I am an avid reader of medical blogs...I absolutely love them. I especially enjoy ER blogs. Student nurse, nurse, PA, Doc, it doesn't matter, I read away. I find it a bit odd that I enjoy ER blogs considering that I know I will never work in an ER myself. I don't have what it takes. I can handle an emergency, that is true. In fact I become very detached and just "do it". Once the emergency is over I melt down. I can't handle the adrenalin rush that occurs immediately following the end of the "event". Many years ago I was loss prevention in a major department store. I did the job well, catching many people, employees and customers, stealing. I helped secure one of our other stores after a major earthquake (had to travel 45 miles in destruction to do so). Part of my job involved arresting people. There's a specific procedure that has to be followed from suspected theft, through person leaving the store where it becomes actual theft, through the arrest, paperwork, and police involvement. I had no problems with any of this; however, the moment the police (or parent depending on the situation) left with the arrested individual, the rush would hit. Many people thrive on this, I do not. I get hot and begin to sweat, my hands shake, then my whole body begins to shake, I have palpitations followed by a feeling that my heart is going to beat so darn hard it's going to rip right out of my chest. My legs go weak, and I feel nauseous. I know that this will happen to me each and every time I am presented with an emergency and therefore, I plan to get through my ER rotation somehow, and then never set foot in the ER again.

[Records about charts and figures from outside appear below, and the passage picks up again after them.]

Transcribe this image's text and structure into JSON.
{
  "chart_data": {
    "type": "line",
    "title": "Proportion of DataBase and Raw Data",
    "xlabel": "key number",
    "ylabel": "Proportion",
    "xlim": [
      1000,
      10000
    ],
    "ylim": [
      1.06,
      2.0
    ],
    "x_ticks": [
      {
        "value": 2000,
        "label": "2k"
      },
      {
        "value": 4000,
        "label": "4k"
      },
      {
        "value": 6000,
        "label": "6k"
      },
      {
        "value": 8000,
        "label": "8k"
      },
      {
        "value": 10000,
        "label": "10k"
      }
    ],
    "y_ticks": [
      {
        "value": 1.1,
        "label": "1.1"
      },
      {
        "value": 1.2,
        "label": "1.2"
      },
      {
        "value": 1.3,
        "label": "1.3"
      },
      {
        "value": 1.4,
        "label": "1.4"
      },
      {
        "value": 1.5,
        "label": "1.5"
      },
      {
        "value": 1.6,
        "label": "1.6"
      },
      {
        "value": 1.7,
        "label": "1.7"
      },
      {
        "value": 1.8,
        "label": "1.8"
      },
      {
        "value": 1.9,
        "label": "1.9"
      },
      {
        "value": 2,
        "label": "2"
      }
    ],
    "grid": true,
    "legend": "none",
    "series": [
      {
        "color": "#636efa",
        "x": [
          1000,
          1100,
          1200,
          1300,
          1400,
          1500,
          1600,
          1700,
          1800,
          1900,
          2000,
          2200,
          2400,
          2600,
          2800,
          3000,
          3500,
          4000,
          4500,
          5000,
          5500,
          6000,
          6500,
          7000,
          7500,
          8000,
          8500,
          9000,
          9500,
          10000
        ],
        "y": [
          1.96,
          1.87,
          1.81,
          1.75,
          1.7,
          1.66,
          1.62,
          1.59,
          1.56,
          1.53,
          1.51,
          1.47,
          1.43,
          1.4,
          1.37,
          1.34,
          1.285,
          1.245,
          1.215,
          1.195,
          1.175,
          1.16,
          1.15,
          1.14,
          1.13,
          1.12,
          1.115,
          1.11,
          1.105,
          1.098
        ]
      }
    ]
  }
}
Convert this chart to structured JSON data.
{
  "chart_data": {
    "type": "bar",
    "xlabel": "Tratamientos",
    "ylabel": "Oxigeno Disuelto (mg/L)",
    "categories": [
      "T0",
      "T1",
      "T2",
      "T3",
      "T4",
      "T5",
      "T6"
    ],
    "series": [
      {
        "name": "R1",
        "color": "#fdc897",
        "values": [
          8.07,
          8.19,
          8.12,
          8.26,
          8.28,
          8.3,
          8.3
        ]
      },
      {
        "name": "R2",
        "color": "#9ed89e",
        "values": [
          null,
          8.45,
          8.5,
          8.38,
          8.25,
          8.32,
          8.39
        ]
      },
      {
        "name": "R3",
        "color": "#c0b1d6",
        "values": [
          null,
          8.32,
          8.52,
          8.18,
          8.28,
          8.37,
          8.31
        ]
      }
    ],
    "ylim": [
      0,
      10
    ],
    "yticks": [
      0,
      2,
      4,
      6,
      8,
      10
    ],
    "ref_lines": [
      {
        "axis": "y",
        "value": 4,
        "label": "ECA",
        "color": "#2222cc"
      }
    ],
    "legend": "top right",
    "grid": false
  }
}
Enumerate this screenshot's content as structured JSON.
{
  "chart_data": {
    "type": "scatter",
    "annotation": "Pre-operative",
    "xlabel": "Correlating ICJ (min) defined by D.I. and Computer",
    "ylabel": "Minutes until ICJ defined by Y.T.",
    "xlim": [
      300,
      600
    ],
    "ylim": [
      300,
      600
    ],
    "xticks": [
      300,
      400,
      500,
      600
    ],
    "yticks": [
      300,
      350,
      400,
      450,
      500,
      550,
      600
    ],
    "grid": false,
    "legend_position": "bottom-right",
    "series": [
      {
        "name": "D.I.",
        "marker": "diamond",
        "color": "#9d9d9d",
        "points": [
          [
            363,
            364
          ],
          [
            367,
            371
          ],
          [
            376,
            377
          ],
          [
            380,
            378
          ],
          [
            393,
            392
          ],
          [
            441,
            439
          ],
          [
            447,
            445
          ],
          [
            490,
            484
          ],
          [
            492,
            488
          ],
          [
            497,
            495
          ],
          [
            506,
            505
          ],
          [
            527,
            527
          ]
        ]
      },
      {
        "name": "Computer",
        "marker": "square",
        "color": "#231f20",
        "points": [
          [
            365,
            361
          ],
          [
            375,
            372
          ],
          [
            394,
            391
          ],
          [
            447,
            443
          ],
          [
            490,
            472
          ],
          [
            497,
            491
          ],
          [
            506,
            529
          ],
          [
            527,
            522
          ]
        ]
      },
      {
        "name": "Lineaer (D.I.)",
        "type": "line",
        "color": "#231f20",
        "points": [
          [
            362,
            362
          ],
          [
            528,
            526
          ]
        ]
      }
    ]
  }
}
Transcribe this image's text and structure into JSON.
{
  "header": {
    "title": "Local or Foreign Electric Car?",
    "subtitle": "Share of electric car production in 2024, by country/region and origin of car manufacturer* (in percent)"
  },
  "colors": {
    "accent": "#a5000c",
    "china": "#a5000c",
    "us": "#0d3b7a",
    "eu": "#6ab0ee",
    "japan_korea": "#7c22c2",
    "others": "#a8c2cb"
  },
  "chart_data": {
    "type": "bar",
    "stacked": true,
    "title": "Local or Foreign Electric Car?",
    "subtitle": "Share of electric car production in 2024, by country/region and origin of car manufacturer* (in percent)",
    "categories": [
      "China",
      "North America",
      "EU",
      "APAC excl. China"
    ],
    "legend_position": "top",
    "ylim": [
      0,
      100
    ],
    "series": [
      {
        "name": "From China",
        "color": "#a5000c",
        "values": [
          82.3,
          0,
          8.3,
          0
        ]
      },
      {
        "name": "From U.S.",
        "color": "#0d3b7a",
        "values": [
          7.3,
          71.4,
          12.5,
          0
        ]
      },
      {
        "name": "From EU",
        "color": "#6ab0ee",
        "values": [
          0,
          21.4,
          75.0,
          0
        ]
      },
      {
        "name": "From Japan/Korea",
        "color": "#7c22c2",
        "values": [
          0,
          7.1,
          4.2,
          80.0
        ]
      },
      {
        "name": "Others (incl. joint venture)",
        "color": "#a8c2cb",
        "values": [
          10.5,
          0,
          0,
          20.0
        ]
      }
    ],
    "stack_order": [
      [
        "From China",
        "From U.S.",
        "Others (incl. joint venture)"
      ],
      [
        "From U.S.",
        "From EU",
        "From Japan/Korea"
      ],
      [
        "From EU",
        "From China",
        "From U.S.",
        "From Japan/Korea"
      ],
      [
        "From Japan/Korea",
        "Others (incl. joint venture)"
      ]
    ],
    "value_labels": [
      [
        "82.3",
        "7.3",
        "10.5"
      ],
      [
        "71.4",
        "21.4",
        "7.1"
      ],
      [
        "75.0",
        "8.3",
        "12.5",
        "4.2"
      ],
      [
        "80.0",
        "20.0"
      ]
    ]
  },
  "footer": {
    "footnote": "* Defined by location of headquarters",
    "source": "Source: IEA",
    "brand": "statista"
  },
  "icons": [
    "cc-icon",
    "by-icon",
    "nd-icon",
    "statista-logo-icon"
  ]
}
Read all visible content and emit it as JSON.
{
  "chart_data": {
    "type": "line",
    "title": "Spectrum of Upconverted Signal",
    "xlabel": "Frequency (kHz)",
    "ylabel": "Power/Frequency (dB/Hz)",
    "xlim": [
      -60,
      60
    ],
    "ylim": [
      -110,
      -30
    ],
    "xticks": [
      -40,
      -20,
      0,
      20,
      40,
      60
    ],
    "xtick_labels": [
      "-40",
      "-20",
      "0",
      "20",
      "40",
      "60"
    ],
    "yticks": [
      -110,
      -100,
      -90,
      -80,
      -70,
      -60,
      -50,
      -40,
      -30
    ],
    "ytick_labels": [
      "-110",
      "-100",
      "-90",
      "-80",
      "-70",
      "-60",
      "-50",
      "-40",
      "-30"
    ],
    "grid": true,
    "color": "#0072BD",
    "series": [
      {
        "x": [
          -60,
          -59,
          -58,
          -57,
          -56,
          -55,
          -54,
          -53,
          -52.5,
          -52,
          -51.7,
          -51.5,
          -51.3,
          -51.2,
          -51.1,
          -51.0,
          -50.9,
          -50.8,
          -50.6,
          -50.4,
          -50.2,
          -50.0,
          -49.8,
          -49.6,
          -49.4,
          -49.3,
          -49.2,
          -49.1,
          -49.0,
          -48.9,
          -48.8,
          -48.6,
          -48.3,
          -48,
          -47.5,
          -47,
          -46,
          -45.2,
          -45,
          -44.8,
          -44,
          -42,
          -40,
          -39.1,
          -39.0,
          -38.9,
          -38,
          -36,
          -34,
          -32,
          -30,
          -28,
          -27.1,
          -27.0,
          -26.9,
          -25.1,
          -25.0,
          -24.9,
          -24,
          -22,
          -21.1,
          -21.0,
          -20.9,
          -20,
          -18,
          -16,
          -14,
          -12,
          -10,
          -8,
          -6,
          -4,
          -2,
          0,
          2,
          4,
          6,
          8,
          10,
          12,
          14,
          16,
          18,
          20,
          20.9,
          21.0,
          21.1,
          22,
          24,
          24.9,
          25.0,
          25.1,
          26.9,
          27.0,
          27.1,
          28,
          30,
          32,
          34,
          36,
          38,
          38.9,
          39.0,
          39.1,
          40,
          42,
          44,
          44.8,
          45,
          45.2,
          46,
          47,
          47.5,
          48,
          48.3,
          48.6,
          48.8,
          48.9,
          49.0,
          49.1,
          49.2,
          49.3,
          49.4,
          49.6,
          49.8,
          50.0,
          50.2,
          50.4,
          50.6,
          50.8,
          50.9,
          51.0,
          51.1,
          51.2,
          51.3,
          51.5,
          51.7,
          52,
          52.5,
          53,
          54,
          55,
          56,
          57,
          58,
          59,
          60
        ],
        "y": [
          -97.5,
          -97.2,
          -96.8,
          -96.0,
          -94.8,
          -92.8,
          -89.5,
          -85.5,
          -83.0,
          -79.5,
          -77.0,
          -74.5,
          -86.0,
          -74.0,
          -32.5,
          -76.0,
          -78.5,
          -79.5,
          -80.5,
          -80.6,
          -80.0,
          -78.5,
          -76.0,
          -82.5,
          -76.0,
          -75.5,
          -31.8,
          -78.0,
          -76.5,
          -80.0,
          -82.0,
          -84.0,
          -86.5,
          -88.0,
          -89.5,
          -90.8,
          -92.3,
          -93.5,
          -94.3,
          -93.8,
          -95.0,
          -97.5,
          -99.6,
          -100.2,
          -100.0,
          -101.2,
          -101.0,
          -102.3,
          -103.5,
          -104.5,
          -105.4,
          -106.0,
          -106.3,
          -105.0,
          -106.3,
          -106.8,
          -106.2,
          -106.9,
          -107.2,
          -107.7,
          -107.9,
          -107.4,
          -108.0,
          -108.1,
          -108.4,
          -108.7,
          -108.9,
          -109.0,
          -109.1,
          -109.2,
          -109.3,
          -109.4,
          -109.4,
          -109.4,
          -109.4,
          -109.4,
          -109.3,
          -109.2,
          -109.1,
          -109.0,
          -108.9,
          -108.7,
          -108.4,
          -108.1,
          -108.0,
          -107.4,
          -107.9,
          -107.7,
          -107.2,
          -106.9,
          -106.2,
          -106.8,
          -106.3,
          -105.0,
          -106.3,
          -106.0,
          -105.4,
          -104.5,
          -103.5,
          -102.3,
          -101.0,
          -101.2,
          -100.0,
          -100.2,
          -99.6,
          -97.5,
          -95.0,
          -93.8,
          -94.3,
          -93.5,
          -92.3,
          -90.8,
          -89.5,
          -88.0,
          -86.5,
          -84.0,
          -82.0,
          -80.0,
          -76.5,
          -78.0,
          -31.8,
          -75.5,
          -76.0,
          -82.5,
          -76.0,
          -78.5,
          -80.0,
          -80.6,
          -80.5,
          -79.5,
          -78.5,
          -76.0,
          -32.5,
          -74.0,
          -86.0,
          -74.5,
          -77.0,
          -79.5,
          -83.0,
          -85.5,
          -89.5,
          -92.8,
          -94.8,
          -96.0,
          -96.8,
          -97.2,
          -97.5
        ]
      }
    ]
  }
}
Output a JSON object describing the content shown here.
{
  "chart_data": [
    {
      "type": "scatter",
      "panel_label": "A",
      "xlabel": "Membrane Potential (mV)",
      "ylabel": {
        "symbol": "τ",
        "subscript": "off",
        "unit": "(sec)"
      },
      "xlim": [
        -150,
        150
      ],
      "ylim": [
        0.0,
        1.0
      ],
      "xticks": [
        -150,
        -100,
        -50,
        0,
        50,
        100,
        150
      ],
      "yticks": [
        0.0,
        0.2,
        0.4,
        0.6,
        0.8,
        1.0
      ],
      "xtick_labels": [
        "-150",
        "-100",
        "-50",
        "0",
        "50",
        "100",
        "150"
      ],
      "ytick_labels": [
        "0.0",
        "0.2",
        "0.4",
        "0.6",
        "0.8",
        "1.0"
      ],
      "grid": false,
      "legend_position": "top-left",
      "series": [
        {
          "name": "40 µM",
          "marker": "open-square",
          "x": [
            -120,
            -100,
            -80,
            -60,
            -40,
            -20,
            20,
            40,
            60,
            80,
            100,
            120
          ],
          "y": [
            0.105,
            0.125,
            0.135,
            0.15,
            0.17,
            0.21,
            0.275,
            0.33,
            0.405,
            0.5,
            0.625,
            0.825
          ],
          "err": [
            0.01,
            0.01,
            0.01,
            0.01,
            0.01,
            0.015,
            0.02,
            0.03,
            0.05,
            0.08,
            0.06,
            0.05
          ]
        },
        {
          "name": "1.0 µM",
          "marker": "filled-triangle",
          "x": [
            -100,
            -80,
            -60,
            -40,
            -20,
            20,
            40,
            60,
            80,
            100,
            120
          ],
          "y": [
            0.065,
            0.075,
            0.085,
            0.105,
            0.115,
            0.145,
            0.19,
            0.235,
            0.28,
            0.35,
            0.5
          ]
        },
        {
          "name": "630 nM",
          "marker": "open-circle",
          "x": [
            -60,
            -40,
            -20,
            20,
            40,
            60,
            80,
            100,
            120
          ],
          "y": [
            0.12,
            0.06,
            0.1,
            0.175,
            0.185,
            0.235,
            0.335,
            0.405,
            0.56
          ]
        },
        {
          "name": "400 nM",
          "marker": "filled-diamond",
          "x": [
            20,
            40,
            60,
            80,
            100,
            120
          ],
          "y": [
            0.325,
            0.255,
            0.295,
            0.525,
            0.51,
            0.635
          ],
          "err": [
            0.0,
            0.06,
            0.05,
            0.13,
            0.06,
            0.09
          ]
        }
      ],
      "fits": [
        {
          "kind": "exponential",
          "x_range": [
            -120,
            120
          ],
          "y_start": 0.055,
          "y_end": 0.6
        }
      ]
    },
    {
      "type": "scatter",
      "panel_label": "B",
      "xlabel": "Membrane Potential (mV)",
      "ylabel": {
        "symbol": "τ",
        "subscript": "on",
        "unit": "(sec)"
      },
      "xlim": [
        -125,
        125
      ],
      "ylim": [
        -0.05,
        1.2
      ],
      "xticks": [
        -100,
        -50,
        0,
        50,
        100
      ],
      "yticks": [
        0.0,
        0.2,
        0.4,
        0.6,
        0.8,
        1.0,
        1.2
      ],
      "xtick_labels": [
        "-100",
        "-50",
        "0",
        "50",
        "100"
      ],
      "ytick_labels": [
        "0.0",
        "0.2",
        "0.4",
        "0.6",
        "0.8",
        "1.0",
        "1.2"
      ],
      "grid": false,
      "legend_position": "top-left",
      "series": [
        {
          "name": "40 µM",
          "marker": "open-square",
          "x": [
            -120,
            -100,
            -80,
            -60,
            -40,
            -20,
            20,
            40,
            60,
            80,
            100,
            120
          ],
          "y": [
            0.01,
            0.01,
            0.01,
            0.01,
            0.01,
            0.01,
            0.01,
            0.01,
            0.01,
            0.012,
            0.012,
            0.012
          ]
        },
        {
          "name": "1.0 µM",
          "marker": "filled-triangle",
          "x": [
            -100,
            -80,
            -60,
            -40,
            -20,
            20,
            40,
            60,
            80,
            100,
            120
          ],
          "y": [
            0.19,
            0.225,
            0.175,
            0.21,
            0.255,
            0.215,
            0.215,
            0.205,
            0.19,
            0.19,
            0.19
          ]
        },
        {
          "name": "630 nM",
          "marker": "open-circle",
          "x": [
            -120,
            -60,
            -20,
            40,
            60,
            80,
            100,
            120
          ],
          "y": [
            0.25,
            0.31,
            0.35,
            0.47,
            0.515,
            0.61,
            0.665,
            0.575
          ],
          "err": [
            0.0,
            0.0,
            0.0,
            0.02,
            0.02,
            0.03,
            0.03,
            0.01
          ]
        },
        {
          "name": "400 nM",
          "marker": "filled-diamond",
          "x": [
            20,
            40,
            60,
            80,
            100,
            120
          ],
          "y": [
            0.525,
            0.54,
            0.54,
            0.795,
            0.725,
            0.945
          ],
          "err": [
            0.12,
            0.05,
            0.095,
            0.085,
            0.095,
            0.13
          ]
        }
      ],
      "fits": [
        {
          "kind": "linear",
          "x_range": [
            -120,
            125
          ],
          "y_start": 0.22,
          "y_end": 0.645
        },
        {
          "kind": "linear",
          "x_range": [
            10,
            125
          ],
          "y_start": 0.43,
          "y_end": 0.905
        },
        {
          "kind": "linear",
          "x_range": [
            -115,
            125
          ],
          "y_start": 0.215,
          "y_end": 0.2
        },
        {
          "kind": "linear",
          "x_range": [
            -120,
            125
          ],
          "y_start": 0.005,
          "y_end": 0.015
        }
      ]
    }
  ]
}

Most of the time I really enjoy these blogs. I am appreciative of the the writers. These people see the worst of everything society has to offer and keep coming back for more...inspiring sometimes, amazing nearly always. One pattern has emerged that alarms and disappoints me though...the treatment of psych patients in the ER...perhaps "attitudes toward psych patients" is a better statement since I am certain that the actual treatment is appropriate...please tell me I am correct here! I understand that psych patients are a very difficult population and that it takes very special people to work with psych patients exclusively. My Aunt has been a psych nurse for several decades and she is truly very special...in a good way!
What I have noticed is a lack of understanding, and along with that, a lack of compassion. Sure, the blogs are often written as a form of venting, I get that, but I don't see a lot of negative attitude directed at people whom have had an accident not due to drinking or drugs, or towards people whom have had an acute exacerbation of a chronic illness, etc. I see comments in particular towards people having panic attacks. Things like "your panic attack is not going to become a heart attack if you don't get your ativan right now". I know this is true, you know this is true, people who have panic attacks know this is true. I have had trouble with panic attacks, now well controlled, so I can speak with some authority about this...people in the middle of a panic attack do NOT know this is true, regardless of what their knowledge is when not having a panic attack. People having a panic attack will not believe you when/if you say this to them. If the heart becomes the focus when the panic attack hits, the person will absolutely believe not that they are going to have a heart attack, but rather that they ARE CURRENTLY HAVING said heart attack, and if they have not learned cognitive skills to cope or the attack has become full-blown, there is absolutely nothing you can say that will change their mind. Once the attack is over, the person will realize that it was a panic attack, they will probably be embarrassed, and they will fear having another attack because it is so frightening and so embarrassing. Is it really so hard to understand they are having irrational fear and physical symptoms that will pass if you just have a little compassion and give them the ativan? Let me repeat that...give them the ativan. If you have another patient that has a life or limb threatening event happening, then by all means, make the panic attack wait, it may even pass on it's own given a little time. However, getting angry with the panicking patient that actually believes they too are dying does not help, them or you.